Have you ever felt so dialed in on a project that time seems to fly by while you’re working on it? In fact, it probably does not even feel like work because you are so passionate about wanting to see that next step get done so you can continue making progress. That sense of mission-driven purpose is what you want to inspire in your teams to help them feel fulfilled. When they feel they are doing the work just as much for their own interests as the company’s, then it stops being work, and turns into a passion project. Here are five ways that passion will impact your business.

Passion increases focus

Getting into “the zone” where you are working at your maximum potential is often triggered by an emotional state. It is easiest for team members to get in that emotional state when they feel strongly about what they are working on, and understand the impact it is going to have on those it is intended for.

Passion increases team contributions

There is a saying that “terrible and average ideas come from individuals, but great ideas come from teams.” The best ideas come from collaboration, and the best collaboration happens when every voice is heard. Passionate people, whether introverted or extroverted, are more likely to speak up and contribute. Often, their desire to see the best outcome overrides their tendency to want to not make waves.

Passion transforms “workload” into “steps”

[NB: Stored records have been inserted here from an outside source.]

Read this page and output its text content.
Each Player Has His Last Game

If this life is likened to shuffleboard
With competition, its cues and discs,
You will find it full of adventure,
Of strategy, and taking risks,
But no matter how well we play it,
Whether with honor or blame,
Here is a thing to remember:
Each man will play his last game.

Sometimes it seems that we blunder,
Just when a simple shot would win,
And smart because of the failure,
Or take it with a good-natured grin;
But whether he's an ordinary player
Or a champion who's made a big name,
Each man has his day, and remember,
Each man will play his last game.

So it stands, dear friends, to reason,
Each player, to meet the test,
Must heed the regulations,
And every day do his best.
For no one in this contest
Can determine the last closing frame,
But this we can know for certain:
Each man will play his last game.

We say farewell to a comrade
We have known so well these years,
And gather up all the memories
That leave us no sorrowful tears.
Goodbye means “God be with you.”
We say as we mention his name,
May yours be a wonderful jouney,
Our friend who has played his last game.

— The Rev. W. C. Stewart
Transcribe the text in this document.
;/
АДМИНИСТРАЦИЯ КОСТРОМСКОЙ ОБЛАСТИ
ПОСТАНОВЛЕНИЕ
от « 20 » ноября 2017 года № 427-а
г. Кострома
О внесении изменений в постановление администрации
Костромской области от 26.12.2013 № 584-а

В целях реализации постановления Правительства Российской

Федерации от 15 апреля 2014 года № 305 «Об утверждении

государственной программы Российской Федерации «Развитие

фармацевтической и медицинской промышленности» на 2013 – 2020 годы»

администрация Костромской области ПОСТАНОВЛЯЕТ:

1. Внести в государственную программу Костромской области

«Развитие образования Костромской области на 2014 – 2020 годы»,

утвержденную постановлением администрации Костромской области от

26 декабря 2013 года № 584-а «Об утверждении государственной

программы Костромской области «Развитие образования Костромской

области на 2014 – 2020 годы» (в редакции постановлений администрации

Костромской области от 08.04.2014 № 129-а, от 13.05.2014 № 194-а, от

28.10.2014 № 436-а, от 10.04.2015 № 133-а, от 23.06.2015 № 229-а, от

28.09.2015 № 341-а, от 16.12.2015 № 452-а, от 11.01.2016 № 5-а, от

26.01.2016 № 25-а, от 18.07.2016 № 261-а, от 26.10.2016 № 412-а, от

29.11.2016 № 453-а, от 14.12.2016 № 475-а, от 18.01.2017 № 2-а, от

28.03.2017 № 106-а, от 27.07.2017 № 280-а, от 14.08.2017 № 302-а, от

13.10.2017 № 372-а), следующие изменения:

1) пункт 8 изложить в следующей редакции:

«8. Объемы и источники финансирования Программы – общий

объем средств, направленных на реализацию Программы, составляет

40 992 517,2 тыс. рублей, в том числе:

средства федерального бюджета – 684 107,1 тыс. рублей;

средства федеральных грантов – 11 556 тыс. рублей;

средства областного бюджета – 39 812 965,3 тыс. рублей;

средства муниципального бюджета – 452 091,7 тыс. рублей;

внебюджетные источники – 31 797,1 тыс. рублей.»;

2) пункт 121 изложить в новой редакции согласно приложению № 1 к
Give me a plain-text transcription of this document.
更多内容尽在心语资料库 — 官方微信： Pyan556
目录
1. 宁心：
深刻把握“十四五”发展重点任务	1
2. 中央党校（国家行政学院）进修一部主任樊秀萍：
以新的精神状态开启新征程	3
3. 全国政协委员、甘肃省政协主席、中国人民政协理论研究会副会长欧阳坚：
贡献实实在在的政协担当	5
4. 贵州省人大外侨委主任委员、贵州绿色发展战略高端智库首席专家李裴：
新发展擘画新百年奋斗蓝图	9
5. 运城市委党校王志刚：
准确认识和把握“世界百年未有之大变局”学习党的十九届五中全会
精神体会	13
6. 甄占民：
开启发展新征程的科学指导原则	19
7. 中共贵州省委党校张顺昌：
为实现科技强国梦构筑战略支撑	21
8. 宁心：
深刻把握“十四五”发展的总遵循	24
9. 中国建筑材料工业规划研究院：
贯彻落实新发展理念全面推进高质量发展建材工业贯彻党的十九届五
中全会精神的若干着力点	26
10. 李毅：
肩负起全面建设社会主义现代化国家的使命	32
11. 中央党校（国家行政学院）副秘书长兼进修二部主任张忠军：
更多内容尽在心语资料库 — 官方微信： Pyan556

When there is a clear purpose and a grander vision, the work required to get to the end result becomes “steps” towards accomplishment, not work to be trudged through. It’s the difference between being at Mcdonalds and seeing an employee who is there because they need the check, and a team member who is there because they want to own a franchise one day. The mindset determines the outlook, and the outlook decides what is “work” which is put on us, and what is a “step” that we undertake in order to accomplish our goal.

Passion affects skillsets

You want to be the best at what you are most passionate about. That’s why teenagers spend hours and hours skateboarding or playing video games to master a map. You work harder to develop new skills when you feel strongly about what you’re doing. Being terrible at it is unacceptable. For an illustration of this, think of someone who is so passionate about a sport that they want to go pro. They will spend so much time practicing, watching videos, working out, waking up early and going to bed late while figuring out how to be better that anyone who meets them can tell they are inspired. Contrast that to someone who hates their job and has to pry themselves out of bed to go to work. Then as soon as work is over, they move on to anything and everything else. This person is highly unlikely to be doing any self-study to improve their skills at work.

Passion fuels creativity

At the heart of creativity is feeling inspired. Finding inspiration in non-traditional approaches to an issue or problem is what fuels creative outcomes. If your people are inspired, they will be thinking about how they can approach challenges differently versus accepting that there is a fixed outcome. Passion keeps them thinking about how to attack obstacles until they find solutions that might just help them overcome what is standing in the way.

Instead of focusing on productivity, think about how you can inspire your team members and align their passions with the work you want them to do. Find out what they care about, and show them how by doing their work with the company they can impact that, or have time to pursue it. Either way, it is essential to make it in their self-interest to do the best job possible, and create a correlation between their work and what they love.